Scuola

Sinopoli (Flc Cgil): «Boccia dica con chiarezza che la scuola non va regionalizzata»

Sinopoli (Flc Cgil): «Boccia dica con chiarezza che la scuola non va regionalizzata»Il segretario generale della Flc Cgil Francesco Sinopoli

Autonomia differenziata Il segretario della Flc Cgil Francesco Sinopoli sulle ipotesi avanzate dal ministro degli affari regionali Francesco Boccia: «I presidenti delle regioni non possono gestire la composizione delle classi, né i docenti possono essere obbligati a restare in un territorio. I problemi vanno gestiti a livello nazionale». «Domani abbiamo indetto lo sciopero di scuola e università contro l'emergenza climatica e saremo in piazza con Fridays for Future»

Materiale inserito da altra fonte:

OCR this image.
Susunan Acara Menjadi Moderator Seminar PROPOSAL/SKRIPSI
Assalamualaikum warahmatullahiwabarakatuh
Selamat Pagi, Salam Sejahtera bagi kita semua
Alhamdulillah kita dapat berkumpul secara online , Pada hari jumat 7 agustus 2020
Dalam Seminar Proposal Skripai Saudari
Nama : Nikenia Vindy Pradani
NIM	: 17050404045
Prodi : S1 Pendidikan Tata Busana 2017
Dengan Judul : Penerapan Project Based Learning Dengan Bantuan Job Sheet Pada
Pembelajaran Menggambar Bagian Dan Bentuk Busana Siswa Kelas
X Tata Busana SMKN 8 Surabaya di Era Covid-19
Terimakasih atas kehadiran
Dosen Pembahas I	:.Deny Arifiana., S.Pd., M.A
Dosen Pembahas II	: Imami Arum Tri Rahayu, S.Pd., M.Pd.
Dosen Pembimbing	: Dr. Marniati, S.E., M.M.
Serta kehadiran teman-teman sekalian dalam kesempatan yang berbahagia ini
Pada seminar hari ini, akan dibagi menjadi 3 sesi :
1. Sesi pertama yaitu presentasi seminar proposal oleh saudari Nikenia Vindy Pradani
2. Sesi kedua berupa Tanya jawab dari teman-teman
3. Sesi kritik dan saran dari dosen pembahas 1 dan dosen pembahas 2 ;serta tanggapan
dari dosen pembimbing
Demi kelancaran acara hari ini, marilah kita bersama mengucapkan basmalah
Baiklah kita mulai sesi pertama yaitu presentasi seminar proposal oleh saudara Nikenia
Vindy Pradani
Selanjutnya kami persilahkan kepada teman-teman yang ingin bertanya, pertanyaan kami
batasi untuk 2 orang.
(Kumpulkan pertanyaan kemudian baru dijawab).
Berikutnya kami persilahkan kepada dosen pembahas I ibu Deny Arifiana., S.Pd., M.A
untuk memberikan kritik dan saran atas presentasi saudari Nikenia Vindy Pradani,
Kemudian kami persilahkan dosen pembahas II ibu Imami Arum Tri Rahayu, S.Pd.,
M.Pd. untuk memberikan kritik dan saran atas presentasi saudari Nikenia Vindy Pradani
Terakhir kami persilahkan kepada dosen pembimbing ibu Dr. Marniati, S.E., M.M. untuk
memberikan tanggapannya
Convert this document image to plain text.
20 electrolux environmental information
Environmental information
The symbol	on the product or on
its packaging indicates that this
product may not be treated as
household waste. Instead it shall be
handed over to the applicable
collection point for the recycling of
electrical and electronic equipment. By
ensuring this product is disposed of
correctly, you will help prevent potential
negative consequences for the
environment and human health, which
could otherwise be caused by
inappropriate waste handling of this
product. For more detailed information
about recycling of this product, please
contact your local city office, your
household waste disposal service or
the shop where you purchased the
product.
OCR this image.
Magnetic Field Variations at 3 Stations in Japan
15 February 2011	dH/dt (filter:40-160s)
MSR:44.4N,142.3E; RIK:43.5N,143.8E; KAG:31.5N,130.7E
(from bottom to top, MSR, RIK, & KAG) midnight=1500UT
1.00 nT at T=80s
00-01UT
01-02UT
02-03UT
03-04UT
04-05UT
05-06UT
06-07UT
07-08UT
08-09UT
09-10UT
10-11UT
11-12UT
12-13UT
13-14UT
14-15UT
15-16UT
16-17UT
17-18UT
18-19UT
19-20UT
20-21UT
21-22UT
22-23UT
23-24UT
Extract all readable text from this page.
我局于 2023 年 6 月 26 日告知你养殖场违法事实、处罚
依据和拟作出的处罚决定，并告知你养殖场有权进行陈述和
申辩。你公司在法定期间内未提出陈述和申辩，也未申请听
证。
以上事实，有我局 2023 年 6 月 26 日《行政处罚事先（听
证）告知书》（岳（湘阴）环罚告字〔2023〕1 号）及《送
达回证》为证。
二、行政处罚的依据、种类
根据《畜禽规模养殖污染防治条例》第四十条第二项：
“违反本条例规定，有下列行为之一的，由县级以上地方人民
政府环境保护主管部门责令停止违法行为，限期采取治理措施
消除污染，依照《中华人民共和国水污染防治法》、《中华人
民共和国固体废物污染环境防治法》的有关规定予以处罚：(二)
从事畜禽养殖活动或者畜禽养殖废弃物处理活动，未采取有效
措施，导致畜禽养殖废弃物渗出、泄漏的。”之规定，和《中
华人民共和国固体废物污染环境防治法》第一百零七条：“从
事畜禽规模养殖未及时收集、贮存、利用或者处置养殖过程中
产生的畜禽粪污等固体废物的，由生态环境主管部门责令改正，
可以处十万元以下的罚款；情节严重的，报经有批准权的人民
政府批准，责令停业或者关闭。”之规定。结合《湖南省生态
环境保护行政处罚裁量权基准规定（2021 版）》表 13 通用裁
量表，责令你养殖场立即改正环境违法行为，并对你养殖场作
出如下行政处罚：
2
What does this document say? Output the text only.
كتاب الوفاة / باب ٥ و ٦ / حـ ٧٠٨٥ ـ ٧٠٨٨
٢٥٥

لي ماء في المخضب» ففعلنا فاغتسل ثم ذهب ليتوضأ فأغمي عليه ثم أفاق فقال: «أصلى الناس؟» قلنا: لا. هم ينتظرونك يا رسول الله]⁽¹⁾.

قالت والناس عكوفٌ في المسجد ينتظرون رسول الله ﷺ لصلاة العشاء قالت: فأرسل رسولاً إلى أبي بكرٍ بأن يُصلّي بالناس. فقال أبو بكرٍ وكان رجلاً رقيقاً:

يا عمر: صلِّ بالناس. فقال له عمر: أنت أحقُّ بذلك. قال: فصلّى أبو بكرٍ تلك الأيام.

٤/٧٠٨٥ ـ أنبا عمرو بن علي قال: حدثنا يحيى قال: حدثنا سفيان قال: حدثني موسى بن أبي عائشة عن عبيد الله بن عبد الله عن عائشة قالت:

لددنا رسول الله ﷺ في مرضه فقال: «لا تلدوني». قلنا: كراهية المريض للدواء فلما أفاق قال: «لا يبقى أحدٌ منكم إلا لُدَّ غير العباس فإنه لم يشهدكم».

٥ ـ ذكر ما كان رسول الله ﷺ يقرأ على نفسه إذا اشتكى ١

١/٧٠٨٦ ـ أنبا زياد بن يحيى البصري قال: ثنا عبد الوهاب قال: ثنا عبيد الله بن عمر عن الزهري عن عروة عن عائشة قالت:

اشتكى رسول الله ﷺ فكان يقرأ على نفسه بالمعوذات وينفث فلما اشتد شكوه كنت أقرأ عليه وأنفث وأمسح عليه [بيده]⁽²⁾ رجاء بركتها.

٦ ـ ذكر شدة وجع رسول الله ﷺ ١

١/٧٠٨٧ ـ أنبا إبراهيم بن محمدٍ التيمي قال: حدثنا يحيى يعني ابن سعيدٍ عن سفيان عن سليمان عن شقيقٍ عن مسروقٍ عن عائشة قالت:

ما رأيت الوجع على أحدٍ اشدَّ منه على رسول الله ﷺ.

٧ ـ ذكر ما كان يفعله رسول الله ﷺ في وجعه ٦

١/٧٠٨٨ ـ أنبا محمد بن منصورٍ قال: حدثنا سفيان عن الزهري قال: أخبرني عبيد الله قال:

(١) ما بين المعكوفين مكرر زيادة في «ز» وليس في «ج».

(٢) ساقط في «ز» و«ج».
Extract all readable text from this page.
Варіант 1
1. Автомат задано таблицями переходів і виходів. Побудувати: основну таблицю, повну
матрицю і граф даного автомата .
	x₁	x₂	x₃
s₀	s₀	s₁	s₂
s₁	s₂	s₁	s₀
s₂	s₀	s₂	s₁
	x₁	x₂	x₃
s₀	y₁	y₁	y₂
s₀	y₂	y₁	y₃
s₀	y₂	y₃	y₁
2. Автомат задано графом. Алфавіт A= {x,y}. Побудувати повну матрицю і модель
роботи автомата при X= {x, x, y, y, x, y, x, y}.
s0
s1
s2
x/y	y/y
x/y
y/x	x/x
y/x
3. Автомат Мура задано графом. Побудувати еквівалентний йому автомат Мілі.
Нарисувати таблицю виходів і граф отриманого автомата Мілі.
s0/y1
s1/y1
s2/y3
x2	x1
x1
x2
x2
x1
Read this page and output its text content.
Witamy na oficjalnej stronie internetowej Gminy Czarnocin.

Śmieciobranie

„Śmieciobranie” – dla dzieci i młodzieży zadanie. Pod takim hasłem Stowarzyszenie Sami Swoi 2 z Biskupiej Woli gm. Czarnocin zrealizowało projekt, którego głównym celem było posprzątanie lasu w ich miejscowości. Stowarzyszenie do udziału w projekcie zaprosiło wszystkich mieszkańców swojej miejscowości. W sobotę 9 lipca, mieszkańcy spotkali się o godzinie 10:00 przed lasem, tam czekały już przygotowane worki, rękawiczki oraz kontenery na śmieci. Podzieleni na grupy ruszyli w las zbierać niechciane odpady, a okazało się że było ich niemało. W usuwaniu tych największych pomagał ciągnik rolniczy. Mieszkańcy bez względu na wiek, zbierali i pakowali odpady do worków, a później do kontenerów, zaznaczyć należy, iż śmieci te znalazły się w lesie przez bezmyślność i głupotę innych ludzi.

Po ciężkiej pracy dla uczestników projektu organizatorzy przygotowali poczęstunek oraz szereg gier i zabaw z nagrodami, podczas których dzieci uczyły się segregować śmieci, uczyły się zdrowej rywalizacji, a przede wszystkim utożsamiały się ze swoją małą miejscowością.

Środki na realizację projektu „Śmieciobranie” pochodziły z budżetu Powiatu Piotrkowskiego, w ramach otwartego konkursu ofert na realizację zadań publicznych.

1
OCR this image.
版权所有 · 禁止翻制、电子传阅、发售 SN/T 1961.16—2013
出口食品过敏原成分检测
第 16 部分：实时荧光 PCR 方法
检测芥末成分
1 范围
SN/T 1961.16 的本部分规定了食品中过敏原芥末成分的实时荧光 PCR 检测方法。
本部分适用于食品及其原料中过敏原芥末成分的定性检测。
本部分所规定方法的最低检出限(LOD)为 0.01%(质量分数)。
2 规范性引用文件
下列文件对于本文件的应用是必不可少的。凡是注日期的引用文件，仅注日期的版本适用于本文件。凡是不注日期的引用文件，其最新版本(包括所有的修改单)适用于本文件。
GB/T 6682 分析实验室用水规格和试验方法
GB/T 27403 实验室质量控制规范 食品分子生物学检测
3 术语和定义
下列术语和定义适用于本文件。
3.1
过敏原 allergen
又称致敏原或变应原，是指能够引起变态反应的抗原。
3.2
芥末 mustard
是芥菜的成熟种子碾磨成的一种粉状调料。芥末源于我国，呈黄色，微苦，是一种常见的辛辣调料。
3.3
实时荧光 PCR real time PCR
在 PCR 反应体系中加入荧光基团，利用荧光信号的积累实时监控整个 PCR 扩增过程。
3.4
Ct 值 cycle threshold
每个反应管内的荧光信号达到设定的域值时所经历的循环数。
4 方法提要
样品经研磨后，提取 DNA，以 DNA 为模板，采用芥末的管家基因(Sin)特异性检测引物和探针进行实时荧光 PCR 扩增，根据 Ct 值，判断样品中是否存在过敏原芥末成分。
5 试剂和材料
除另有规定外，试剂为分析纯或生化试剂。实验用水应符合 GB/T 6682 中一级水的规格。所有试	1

Pubblicato circa 5 anni faEdizione del 26 settembre 2019

Francesco Sinopoli, segretario Flc Cgil, dopo un incontro con il governatore lombardo Attilio Fontana (Lega) il ministro degli affari regionali Francesco Boccia ha sostenuto che i presidenti di regione potrebbero decidere «quanti studenti ci sono in una classe». Cosa ne pensa?
Di Boccia abbiamo apprezzato il metodo della trasparenza sull’autonomia differenziata. Da lui ci attendiamo che dica con chiarezza che la scuola non può subire alcuna misura di regionalizzazione. Quanto alla proposta, lo dico senza nessuno spirito polemico, penso che sia assurda. Non servono staterelli regionali che gestiscono la composizione delle classi. È impensabile che siano i presidenti delle regioni a farlo. Il problema va considerato globalmente: l’edilizia, gli organici, la didattica e le assunzioni. Questi non sono problemi regionali, ma di tutto il paese. Si articolano nei territori in modo simmetrico: a Nord c’è l’emergenza della continuità didattica perché mancano tanti insegnanti; a Sud invece c’è quella del tempo scuola. Il nodo è lo stesso: i fondi investiti sugli organici. Bisogna partire dalla stabilizzazione dei precari e programmare concorsi biennali, coinvolgere l’università, cambiare i parametri attuali come la riduzione degli alunni che accompagna quella degli organici. Questo facilita lo spopolamento di intere zone del paese. Boccia dovrebbe saperlo visto che viene da una regione coinvolta in questi problemi. Bisogna decidere le priorità nazionali e da lì investire.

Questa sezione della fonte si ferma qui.